Une étude récente réalisée par l’Ifop pour JOYclub révèle que près d’une jeune femme sur trois en France a déjà expérimenté des pratiques sexuelles dites « hard », telles que l’étranglement ou le bâillonnement. Ce chiffre interpelle et soulève des questions sur l’évolution des normes sexuelles parmi les jeunes générations.
EN BREF
- 28 % des jeunes femmes déclarent avoir déjà été étranglées ou bâillonnées.
- La culture populaire contribue à la normalisation de ces pratiques.
- Des jeunes éprouvent des difficultés à exprimer leurs désirs sexuels.
Selon l’étude, 61 % des femmes âgées de 20 à 29 ans ont rapporté avoir été giflées, fessées, griffées, mordues ou soumises à des tirages de cheveux par leurs partenaires. Parmi celles-ci, 37 % affirment avoir été étranglées ou bâillonnées, ce qui témoigne d’un intérêt croissant pour des pratiques jugées « extrêmes ». Daria Sobocinska, sociologue, souligne toutefois que les résultats de ce type d’étude peuvent varier considérablement selon les formulations et le public interrogé.
La perception sociale des pratiques sexuelles a évolué au fil des décennies. Dans les années 1950, des enquêtes avaient révélé que des actes comme la fellation suscitaient un grand scandale, alors que ces pratiques sont aujourd’hui largement acceptées. Le regard sur les pratiques sexuelles « hard » pourrait également changer, comme le suggère Gwen Ecalle, sexologue, qui note que le répertoire BDSM ne se limite plus aux communautés marginales. Des œuvres comme Cinquante Nuances de Grey et l’essor de la dark romance influencent les jeunes, érotisant les rapports de domination.
Parallèlement, Daria Sobocinska remarque que l’esthétique BDSM s’est adoucie. Des sex-shops proposant des accessoires colorés et des articles en cuir recyclé ont fleuri, rendant ces pratiques plus accessibles. Cependant, le milieu BDSM repose sur des principes de sécurité, tels que le « safeword » permettant d’arrêter l’acte à tout moment et un suivi après l’expérience, ce qui n’est pas toujours compris ou respecté par les novices.
Beaucoup de jeunes cherchent à s’éloigner d’une sexualité traditionnelle qu’ils jugent peu satisfaisante. Le mouvement #MeToo a incité une réflexion sur leurs désirs et leur plaisir. Cette quête d’une sexualité « pour soi » pousse certains à explorer de nouvelles pratiques, souvent influencées par Internet et les réseaux sociaux. Cependant, cette recherche de nouveauté peut également conduire à des malentendus. Des hommes, désireux de bien faire, reproduisent des scènes de pornographie mainstream sans en tirer de plaisir, ce qui peut créer des situations très inconfortables.
Gwen Ecalle souligne que l’hyperaccessibilité de la pornographie gratuite pousse à la consommation de contenus de plus en plus extrêmes, ce qui peut engendrer un cycle où les jeunes ressentent le besoin de s’engager dans des pratiques plus audacieuses pour ne pas s’ennuyer.
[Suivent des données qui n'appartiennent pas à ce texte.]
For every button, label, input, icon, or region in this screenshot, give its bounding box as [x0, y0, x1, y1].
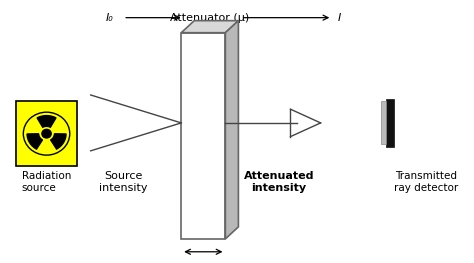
Polygon shape	[226, 21, 238, 239]
Bar	[181, 33, 226, 239]
Text: I₀: I₀	[105, 13, 113, 23]
Polygon shape	[27, 134, 43, 149]
Circle shape	[42, 129, 51, 138]
Bar	[16, 102, 77, 166]
Circle shape	[39, 126, 55, 141]
Text: Source
intensity: Source intensity	[99, 171, 147, 193]
Polygon shape	[51, 134, 66, 149]
Text: I: I	[337, 13, 341, 23]
Text: Radiation
source: Radiation source	[22, 171, 71, 193]
Text: x: x	[200, 261, 207, 263]
Polygon shape	[37, 116, 56, 127]
Text: Attenuator (μ): Attenuator (μ)	[170, 13, 249, 23]
Bar	[381, 102, 386, 144]
Text: Transmitted
ray detector: Transmitted ray detector	[394, 171, 459, 193]
Polygon shape	[181, 21, 238, 33]
Text: Attenuated
intensity: Attenuated intensity	[244, 171, 314, 193]
Bar	[386, 99, 394, 146]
Paradoxalement, cela peut conduire à des expériences sexuelles non désirées, car certains se sentent obligés de tester des pratiques qui ne leur conviennent pas.
Les sexologues, comme Maylis Castet, constatent que certaines jeunes femmes se sentent tiraillées par des désirs pour des pratiques qu’elles considèrent comme violentes. Cette dissonance entre ce qu’elles pensent devoir aimer et leurs véritables désirs peut engendrer une forme de dissociation. Leur travail consiste à les aider à distinguer ce qui est réellement plaisant pour elles.
En conclusion, la question des pratiques sexuelles chez les jeunes mérite une attention particulière. Si certaines d’entre elles sont explorées dans un cadre sécurisé et consensuel, il est essentiel de veiller à ce que tous les participants soient pleinement conscients de leurs désirs et de leurs limites. Une éducation sexuelle ouverte et respectueuse pourrait contribuer à une sexualité plus épanouissante, où chacun se sent libre d’exprimer ses préférences sans pression sociale.